As they venture in this issue she explained that the prevention of NCDs is a lot about lifestyle choices. They will be returning to BCC and will try to articulate with clients the question -“what are the choices you are making that are not giving you the healthiest results?”.

“We focused on that with HIV; to the same extent we are going to focus on it with non- communicable diseases,” she said.

She noted it is an “exciting territory” for them because it is a public health response when look at social determinants of health.

“If you have all of the services, if you have all of the hospitals and the clinics, what is it that’s happening in the community and in people’s lives that prevent (healthy behaviour),” she said.

She recalled that the Pan American Health Organisation hosted a virtual consultation for the region where all CARICOM countries came together to state their response to NCDs, what they need and how they can support each other.

“Trinidad and Tobago is really making a lot of progress,” she recalled.

She said the intention for this country is to have an NCD Unit and PSI wants to offer their services.

“Our social marketing expertise and our behaviour change successes can really support this national response,” she said.

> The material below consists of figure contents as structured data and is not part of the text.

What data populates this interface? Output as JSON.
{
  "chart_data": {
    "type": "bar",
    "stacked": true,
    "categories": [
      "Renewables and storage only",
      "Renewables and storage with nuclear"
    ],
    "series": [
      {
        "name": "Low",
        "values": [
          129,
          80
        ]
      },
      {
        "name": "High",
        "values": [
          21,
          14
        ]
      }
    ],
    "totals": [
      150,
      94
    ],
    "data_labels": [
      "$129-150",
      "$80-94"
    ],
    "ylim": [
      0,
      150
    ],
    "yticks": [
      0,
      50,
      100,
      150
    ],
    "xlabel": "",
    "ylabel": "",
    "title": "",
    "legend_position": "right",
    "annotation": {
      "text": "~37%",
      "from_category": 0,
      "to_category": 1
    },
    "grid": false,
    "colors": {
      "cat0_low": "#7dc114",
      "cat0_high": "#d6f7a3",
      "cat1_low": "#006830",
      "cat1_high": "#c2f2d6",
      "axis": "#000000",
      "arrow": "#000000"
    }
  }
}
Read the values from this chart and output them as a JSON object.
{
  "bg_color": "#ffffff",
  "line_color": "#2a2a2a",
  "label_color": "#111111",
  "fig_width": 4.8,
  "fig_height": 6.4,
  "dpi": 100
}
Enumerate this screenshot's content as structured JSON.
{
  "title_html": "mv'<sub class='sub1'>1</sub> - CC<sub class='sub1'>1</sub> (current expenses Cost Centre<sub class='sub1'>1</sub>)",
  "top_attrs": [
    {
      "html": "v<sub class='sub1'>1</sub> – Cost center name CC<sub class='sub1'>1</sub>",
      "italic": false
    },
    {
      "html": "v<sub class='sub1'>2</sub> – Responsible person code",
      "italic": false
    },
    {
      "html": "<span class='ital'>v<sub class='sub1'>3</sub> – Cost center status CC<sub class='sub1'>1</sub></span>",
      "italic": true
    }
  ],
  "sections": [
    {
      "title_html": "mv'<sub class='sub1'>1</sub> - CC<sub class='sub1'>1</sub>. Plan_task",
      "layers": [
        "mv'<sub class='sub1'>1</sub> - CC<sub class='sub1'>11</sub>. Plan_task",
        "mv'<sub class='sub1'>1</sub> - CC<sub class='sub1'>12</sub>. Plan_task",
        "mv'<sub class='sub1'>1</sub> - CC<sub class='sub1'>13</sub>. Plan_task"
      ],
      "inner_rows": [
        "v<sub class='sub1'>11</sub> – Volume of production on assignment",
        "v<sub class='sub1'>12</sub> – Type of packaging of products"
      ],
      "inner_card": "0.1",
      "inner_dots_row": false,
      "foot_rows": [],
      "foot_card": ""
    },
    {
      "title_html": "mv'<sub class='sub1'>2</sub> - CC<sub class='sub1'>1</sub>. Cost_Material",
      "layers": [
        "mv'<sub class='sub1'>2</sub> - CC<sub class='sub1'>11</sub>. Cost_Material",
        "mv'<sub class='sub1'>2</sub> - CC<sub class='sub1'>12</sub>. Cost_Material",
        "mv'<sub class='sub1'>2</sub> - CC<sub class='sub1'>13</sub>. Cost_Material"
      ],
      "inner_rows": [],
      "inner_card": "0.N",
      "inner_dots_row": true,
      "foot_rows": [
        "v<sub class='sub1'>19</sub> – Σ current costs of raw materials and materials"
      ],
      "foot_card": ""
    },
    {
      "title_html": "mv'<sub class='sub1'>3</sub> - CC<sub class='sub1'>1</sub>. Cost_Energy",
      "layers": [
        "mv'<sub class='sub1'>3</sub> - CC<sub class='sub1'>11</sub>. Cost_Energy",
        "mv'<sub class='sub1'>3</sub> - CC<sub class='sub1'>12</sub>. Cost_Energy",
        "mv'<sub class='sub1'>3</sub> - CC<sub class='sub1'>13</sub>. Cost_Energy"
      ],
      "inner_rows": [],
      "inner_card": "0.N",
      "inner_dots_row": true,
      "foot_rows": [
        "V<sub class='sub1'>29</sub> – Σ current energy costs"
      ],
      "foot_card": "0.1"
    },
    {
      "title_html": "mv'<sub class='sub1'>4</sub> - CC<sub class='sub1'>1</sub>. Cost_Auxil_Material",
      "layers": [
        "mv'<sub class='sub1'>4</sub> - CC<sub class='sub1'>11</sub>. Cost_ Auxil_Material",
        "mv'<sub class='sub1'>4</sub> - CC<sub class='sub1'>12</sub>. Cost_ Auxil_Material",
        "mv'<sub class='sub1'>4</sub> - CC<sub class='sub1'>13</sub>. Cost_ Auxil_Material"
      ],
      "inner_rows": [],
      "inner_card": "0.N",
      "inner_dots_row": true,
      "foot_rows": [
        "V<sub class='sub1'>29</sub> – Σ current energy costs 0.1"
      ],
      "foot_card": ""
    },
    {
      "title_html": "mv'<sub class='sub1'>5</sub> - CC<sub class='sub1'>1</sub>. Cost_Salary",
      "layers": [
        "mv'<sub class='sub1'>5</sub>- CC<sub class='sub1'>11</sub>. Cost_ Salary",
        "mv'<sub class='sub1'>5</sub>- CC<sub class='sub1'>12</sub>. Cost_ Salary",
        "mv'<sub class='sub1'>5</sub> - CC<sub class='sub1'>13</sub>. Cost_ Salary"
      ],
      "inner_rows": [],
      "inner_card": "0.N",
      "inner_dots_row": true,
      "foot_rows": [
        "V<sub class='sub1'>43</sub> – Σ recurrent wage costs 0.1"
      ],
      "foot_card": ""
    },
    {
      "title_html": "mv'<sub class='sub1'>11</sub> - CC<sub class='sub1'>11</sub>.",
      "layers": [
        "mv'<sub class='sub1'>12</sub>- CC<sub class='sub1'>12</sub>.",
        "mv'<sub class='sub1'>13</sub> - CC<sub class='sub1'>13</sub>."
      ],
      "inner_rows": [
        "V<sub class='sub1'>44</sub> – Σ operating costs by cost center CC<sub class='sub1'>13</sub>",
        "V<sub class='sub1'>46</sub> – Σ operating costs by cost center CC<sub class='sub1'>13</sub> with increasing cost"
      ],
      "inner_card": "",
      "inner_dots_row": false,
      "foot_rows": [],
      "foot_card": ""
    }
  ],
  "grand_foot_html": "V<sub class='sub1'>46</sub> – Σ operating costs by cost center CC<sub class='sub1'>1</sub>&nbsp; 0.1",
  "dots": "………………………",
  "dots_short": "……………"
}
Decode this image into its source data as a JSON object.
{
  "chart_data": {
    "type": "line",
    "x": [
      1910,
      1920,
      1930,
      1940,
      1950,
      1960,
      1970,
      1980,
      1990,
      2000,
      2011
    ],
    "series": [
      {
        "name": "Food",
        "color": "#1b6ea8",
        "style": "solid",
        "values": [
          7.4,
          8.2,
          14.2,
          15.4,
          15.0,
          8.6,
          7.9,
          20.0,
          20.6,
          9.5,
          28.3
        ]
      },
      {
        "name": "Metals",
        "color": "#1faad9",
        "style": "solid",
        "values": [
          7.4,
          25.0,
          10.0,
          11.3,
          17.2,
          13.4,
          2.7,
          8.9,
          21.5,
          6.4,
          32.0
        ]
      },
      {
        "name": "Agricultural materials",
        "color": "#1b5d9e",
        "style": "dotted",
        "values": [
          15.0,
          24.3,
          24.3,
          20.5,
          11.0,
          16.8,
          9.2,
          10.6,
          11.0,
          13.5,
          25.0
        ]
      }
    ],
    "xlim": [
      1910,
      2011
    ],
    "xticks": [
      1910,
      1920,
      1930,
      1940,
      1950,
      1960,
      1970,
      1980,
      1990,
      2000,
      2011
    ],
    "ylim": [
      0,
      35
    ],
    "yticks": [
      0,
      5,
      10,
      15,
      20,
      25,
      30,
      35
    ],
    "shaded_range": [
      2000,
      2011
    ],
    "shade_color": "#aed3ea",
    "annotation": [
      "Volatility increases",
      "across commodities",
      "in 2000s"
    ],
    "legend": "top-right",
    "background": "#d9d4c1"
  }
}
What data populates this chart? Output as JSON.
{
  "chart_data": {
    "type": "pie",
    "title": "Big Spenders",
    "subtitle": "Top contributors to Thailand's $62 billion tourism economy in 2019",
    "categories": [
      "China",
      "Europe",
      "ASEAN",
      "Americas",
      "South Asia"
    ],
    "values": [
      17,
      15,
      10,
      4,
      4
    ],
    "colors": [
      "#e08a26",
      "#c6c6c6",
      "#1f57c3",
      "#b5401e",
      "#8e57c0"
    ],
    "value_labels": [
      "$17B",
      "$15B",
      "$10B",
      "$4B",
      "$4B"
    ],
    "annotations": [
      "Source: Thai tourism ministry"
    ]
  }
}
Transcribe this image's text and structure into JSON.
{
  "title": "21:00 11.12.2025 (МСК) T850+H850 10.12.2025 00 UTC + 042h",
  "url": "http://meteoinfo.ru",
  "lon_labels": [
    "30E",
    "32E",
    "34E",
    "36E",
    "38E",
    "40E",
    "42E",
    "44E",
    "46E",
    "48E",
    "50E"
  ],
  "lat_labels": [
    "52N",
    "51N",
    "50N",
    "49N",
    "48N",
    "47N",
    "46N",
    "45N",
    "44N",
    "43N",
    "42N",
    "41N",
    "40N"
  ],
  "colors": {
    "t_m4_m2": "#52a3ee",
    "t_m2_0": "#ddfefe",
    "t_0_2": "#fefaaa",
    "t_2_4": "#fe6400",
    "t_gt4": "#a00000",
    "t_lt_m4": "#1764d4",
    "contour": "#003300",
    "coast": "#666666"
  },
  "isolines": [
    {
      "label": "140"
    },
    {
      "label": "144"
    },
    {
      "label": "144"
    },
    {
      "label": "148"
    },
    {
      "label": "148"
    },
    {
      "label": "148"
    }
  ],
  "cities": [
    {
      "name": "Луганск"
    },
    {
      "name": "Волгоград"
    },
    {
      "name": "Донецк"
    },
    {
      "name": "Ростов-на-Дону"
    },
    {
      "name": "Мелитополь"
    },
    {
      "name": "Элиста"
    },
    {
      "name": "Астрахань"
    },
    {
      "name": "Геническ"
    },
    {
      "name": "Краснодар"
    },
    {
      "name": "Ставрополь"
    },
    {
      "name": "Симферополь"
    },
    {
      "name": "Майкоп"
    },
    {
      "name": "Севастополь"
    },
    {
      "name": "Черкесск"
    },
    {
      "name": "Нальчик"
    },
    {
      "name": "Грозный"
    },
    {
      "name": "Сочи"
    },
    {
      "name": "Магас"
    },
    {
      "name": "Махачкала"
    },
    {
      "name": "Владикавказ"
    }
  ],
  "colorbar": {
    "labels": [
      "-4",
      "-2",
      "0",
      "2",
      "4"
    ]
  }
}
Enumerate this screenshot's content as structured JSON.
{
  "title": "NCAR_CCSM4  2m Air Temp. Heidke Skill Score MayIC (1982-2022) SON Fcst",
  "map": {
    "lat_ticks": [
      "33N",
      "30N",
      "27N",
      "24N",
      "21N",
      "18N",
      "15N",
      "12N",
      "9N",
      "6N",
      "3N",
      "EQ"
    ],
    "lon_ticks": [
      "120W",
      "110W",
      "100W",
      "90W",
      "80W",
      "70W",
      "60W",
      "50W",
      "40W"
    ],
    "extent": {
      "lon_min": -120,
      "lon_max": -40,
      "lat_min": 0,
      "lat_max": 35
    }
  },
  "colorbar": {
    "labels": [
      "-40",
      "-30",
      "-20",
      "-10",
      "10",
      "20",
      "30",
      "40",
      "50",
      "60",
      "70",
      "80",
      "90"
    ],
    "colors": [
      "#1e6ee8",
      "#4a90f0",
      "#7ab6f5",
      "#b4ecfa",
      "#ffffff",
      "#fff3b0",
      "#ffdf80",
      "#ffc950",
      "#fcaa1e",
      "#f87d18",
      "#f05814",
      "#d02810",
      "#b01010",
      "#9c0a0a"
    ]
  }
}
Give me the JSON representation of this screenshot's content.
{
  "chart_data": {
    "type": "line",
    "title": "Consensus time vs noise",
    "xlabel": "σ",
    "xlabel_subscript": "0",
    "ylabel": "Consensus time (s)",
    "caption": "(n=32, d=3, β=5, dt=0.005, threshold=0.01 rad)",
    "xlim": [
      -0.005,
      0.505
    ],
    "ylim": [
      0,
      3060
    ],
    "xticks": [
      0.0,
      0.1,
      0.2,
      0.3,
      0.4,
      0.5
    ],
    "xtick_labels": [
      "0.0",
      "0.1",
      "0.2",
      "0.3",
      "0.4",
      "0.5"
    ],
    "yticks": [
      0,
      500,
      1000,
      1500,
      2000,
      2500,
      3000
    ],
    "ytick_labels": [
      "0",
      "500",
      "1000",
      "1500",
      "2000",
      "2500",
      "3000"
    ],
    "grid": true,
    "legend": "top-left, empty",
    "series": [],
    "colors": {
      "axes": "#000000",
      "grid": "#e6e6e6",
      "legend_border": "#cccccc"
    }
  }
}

They are currently developing proposals at this point and reaching out and are hoping for 2015 to “really dig into it”.

She noted they are also entering into a gender-based violence prevention project, which is linked to HIV, SRH and STI prevention “because they are all so intertwined”. The project was introduced to them by a Specific donor interested in the field.

This country has been granted one million dollars to do work here and it will run for three years; a similar project is being conducted in India.

Hilaire-Bartlett noted there are other players in the field and doing work for many years. They have been working with the Coalition Against Domestic Violence, headed by Diana Mahabir- Wyatt. She said they are focusing on healthy relationships and gender dynamics. Their target group will be young women between the ages of 18-30, though it will not exclude the engagement of men and boys,

“Over the next three years you are really going to be seeing PSI much more visible around (gender-based violence,” she said.

She noted that their work will be married with intervention in SRH and HIV. Work on this project begins this year.

“So it’s exciting ground,” she added.